'Hands off our urgent care centre': MPs, councillors and activists demand Brent CCG reconsiders night closure
PUBLISHED: 10:33 28 October 2019
Brent MPs Barry Gardiner and Dawn Butler joined forces to demand local NHS bosses reconsider a decision to slash the hours of the Urgent Care Centre at Central Middlesex Hospital.
Beforehand, the local Labour Party held a protest outside of the CCG's offices in Chaplin Way Wembley on Friday, before the MPs met with senior staff to discuss the proposal - which will see the centre shut between midnight and 8am each day from November 1.
The night before, Brent Council's community and wellbeing scrutiy comittee also passed a resolution recommending the CCG think again about the night-time closure.
An extraordinary meeting of the committee was convened to examine a plan to limit financial losses across North West London Collaboration of CCGs (NWLCCCG) - of which Brent is a part.
The combined authorities - set to formally merge in 2021 - have been searching for ways to stop its finances spiralling further into the red.
Due to a poor financial position in 2017-18, the CCGs were hoping to limit losses to a target of £50.8m, but in September it became clear that the picture was likely to be much worse - the authorities were projected to lose a further £61.6m - unless changes were made.

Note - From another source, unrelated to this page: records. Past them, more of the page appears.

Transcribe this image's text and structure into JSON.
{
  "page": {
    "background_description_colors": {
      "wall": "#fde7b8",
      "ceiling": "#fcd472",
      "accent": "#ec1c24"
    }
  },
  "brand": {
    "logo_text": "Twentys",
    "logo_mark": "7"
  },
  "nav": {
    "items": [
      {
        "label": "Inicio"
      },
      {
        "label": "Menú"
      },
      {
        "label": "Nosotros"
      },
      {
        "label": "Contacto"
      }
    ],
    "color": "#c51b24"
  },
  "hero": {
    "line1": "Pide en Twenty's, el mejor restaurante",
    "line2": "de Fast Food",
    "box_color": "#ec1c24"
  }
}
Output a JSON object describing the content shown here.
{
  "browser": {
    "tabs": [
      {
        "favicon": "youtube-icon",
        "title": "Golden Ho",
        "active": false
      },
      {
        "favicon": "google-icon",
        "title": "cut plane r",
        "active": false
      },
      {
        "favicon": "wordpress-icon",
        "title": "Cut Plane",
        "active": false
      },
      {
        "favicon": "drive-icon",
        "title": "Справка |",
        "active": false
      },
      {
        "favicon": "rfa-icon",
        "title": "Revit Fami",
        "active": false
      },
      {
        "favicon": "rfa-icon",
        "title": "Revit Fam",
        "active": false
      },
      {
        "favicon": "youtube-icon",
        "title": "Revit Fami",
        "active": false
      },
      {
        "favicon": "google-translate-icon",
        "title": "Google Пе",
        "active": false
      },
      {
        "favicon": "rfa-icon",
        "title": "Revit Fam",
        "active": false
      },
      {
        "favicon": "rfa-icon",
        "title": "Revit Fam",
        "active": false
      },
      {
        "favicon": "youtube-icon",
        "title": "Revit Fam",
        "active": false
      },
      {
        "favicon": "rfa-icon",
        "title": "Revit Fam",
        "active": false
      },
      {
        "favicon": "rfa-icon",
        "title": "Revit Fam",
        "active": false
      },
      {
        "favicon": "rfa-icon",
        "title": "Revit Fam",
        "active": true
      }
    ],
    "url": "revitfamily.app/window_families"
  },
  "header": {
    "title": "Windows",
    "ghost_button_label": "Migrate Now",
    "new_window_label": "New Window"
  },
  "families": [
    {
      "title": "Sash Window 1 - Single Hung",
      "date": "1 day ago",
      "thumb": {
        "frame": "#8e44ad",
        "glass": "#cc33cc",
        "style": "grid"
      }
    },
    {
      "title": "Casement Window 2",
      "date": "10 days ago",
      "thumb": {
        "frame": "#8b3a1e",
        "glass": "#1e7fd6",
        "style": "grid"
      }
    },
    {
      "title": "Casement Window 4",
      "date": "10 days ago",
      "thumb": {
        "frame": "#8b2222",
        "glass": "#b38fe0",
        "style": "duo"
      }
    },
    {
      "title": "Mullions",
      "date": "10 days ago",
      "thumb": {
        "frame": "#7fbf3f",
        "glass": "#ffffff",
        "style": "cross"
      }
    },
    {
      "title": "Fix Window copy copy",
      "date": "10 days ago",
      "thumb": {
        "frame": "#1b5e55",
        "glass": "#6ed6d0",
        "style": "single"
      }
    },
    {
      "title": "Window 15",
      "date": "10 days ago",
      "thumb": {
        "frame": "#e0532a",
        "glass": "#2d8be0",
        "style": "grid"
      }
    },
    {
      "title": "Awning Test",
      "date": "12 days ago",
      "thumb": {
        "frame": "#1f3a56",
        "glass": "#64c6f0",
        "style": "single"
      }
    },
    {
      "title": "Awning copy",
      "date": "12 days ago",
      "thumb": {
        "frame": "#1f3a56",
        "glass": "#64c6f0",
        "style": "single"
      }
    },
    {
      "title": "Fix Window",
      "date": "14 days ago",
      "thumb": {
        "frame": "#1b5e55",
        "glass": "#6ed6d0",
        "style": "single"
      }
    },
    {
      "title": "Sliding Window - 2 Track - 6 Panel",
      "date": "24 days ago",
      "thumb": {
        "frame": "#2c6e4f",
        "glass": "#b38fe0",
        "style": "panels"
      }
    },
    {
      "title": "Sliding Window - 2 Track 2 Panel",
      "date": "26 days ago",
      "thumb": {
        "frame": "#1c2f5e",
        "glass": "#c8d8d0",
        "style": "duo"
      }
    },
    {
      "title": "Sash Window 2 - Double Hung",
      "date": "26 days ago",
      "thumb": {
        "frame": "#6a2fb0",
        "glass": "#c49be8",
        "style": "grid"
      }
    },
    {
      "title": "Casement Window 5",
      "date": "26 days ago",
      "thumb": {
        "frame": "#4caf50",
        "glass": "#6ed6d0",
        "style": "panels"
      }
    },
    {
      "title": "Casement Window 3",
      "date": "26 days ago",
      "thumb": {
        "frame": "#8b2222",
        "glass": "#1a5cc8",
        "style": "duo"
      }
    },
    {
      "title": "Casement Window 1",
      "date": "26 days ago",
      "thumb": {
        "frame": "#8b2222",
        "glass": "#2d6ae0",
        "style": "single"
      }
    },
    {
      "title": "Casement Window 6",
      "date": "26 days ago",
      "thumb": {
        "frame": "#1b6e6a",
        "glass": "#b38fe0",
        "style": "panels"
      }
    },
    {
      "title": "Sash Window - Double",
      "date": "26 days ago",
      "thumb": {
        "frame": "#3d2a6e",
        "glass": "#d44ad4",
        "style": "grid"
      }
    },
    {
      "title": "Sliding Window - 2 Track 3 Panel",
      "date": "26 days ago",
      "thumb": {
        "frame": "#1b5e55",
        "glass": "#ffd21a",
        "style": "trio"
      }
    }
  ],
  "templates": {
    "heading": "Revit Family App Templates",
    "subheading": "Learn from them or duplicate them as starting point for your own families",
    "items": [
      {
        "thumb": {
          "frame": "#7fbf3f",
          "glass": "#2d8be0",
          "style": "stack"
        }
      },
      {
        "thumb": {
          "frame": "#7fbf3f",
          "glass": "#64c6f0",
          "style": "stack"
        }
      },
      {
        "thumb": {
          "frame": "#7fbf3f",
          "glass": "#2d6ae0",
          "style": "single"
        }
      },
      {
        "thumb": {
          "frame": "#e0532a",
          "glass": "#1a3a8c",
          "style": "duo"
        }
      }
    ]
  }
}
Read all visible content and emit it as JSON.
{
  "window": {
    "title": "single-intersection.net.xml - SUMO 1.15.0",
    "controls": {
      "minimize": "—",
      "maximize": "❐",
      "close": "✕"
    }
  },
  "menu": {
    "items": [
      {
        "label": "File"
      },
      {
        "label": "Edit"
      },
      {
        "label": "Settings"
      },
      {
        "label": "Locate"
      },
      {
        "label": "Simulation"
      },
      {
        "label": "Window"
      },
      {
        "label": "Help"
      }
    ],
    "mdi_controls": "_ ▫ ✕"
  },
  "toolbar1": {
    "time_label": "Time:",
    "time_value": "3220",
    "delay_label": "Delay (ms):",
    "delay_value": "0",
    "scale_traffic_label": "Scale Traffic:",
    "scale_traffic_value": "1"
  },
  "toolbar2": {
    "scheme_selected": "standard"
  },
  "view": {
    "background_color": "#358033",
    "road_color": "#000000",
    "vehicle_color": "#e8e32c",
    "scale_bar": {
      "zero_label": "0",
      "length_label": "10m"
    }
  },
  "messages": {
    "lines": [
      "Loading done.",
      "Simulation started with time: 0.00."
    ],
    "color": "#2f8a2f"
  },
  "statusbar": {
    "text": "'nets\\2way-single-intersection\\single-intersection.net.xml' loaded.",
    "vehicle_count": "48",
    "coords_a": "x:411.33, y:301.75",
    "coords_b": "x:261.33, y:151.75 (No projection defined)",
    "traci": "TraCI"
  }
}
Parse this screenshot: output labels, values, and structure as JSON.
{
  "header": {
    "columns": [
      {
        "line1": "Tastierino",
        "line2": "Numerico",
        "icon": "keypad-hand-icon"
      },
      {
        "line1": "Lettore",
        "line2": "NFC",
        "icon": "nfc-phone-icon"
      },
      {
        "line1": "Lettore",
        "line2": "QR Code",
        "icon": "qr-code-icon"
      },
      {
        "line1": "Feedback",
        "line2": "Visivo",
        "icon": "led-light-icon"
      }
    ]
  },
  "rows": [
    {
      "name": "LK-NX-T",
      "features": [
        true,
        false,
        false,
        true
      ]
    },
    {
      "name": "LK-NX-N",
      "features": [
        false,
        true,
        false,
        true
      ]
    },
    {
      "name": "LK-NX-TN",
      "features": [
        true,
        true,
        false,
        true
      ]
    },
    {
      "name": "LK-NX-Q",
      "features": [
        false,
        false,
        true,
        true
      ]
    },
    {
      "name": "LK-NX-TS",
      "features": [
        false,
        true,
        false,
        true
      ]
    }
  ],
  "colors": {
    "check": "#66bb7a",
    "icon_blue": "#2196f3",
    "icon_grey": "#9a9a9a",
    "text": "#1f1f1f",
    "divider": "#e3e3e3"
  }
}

You may also want to watch:
In a letter to the members of the scrutiny committee, Ms Butler wrote: "I am however deeply concerned of the sustained cuts that are repeatedly and disproportionately inflicted upon my constituents living in the south of Brent; particularly Harlesden and Stonebridge."
The MP said it was "not acceptable" that "this will mean no access to 24-hour car in Brent Central".
Mark Easton, the chief officer of the group of CCGs was among those at the meeting who defended the move.
Asked whether he would back the decisions if the CCGs did not need to save money, he said: "If you're asking is there anything on this list that will have a detrimental impact on patients - in most cases, the answer's no.
"The cost of seeing patients after midnight at the UCC is actually more than if they had gone to a fully functional A&E department."
A "stakeholder engagement exercise" found the Park Royal hospital's urgent care centre was not used enough over night, and that those who did use it could otherwise use other NHS services including the non-emergency 111 phone line.
Earlier this month, Ms Butler put a motion to Brent Council - which was passed - that called on the town hall to join her campaign to protect local health services.